I have released a new version (v0.5.0) of the gender package for the R programming language. The gender package predicts gender from first names and dates using historical datasets. You can install the package from CRAN or see the code at GitHub.
This release brings a number of improvements. First, there are significant performance improvements, which make the package more useful for anyone using it for large datasets. I have also simplified the package so it always returns data frames. This was my first R package that I published on CRAN, and let’s just say that I have since found a lot of low-hanging fruit when it came to performance and usability.

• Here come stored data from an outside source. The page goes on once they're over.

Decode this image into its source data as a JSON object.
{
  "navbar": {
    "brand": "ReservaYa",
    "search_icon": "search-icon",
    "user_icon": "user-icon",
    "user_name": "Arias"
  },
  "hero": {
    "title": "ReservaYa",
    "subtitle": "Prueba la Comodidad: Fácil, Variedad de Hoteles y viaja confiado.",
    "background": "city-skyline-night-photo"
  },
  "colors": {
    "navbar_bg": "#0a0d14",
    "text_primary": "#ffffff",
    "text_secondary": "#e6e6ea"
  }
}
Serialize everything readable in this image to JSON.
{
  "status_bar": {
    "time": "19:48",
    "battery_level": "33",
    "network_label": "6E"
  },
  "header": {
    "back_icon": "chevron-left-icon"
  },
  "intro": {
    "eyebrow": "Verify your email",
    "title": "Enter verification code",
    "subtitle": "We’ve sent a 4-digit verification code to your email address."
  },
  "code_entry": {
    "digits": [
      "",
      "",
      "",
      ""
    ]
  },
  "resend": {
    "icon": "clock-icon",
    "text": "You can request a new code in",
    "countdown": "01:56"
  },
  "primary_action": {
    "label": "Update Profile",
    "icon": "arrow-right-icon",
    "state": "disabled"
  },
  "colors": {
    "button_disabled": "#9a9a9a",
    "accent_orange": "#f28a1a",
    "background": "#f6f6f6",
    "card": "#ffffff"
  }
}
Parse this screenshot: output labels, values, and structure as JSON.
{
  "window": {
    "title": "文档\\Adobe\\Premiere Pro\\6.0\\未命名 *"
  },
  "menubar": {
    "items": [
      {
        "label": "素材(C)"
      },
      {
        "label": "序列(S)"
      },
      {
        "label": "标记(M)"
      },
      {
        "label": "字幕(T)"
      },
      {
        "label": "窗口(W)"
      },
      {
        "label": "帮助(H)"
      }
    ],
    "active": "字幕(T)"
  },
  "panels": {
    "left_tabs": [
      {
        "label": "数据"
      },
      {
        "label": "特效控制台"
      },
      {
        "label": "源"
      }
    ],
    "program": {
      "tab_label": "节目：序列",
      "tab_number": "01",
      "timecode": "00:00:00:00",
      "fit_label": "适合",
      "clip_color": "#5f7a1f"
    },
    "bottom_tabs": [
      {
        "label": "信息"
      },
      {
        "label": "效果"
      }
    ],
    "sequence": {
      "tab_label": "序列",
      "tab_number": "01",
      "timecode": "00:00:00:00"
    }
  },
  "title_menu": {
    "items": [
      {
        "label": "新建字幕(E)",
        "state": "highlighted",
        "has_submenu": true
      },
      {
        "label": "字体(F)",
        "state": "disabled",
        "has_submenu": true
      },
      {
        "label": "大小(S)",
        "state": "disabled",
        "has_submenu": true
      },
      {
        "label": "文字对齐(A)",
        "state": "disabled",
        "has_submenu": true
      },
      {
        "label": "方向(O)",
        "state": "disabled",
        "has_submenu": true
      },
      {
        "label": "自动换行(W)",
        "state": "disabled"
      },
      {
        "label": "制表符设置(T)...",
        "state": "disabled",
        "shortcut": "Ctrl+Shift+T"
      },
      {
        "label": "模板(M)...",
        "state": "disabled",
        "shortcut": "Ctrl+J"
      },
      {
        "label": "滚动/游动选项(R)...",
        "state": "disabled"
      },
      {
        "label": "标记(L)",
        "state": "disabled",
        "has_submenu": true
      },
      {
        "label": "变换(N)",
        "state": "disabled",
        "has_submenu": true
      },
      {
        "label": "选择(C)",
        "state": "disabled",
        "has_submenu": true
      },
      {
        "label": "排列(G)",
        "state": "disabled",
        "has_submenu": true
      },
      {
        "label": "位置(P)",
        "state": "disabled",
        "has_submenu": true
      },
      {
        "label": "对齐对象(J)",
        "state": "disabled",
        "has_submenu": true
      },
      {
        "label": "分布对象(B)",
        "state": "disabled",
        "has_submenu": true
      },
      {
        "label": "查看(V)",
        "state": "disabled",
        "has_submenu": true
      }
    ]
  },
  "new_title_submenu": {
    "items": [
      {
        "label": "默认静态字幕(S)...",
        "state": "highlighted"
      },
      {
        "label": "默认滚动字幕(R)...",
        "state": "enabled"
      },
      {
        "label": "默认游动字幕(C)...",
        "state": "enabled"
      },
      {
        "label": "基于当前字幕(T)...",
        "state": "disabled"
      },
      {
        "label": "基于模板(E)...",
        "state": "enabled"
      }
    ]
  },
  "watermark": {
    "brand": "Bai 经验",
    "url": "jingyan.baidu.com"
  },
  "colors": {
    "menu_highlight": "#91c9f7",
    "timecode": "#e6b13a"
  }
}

Second, I have added a dataset from the North Atlantic Population Project which provides a dataset of names for Canada, Great Britain, Germany, Iceland, Norway, Sweden for the nineteenth century. This extends the package’s usefulness beyond its original focus on American history. (If you have suitable datasets for other times and places, I’d welcome contributions since the gender package can be easily extended.)
Third, I have added a new function
gender_df() which makes it easier to use gender with a common research problem. The
gender() function is vectorized on names but not on dates. In other words, it is easy to pass
gender() many names, but not many dates. Suppose, for example, that we have a list of names and wish to guess their genders for birth years in the 1930s. We can do that like this:
gender(c("Susan", "Madison", "Hillary"), years = c(1930, 1939), method = "ssa") ## Source: local data frame [3 x 6] ## ## name proportion_male proportion_female gender year_min year_max ## 1 Hillary 1.0000 0.0000 male 1930 1939 ## 2 Madison 1.0000 0.0000 male 1930 1939 ## 3 Susan 0.0041 0.9959 female 1930 1939
But suppose, as is commonly the case, that you have a dataset where there are birth years (or a guess at a range of birth years) associated with each name, as in this example.
demo_df ## Source: local data frame [7 x 3] ## ## first_names last_names years ## 1 Susan A 1930 ## 2 Susan B 2000 ## 3 Madison C 1930 ## 4 Madison D 2000 ## 5 Hillary E 1930 ## 6 Hillary F 2000 ## 7 Hillary G 1930
While it has always been possible to use the
gender() function with
dplyr::do(), those are not easy to use choices, and most code that I have seen (especially my own at first) has had a naive approach that calls the
gender() function many more times than necessary. So the
gender_df() function lets you pass it a data frame with a column of first names and a column of years (or two columns specifying the minimum and maximum of a range of years).
gender_df(demo_df, name_col = "first_names", year_col = "years", method = "ssa") ## name proportion_male proportion_female gender year_min year_max ## 1 Hillary 1.0000 0.0000 male 1930 1930 ## 2 Madison 1.0000 0.0000 male 1930 1930 ## 3 Susan 0.0000 1.0000 female 1930 1930 ## 4 Hillary 0.0000 1.0000 female 2000 2000 ## 5 Madison 0.0069 0.9931 female 2000 2000 ## 6 Susan 0.0000 1.0000 female 2000 2000
Besides simplifying the code, this function does the least amount of work possible, and should speed up gender prediction for large datasets considerably.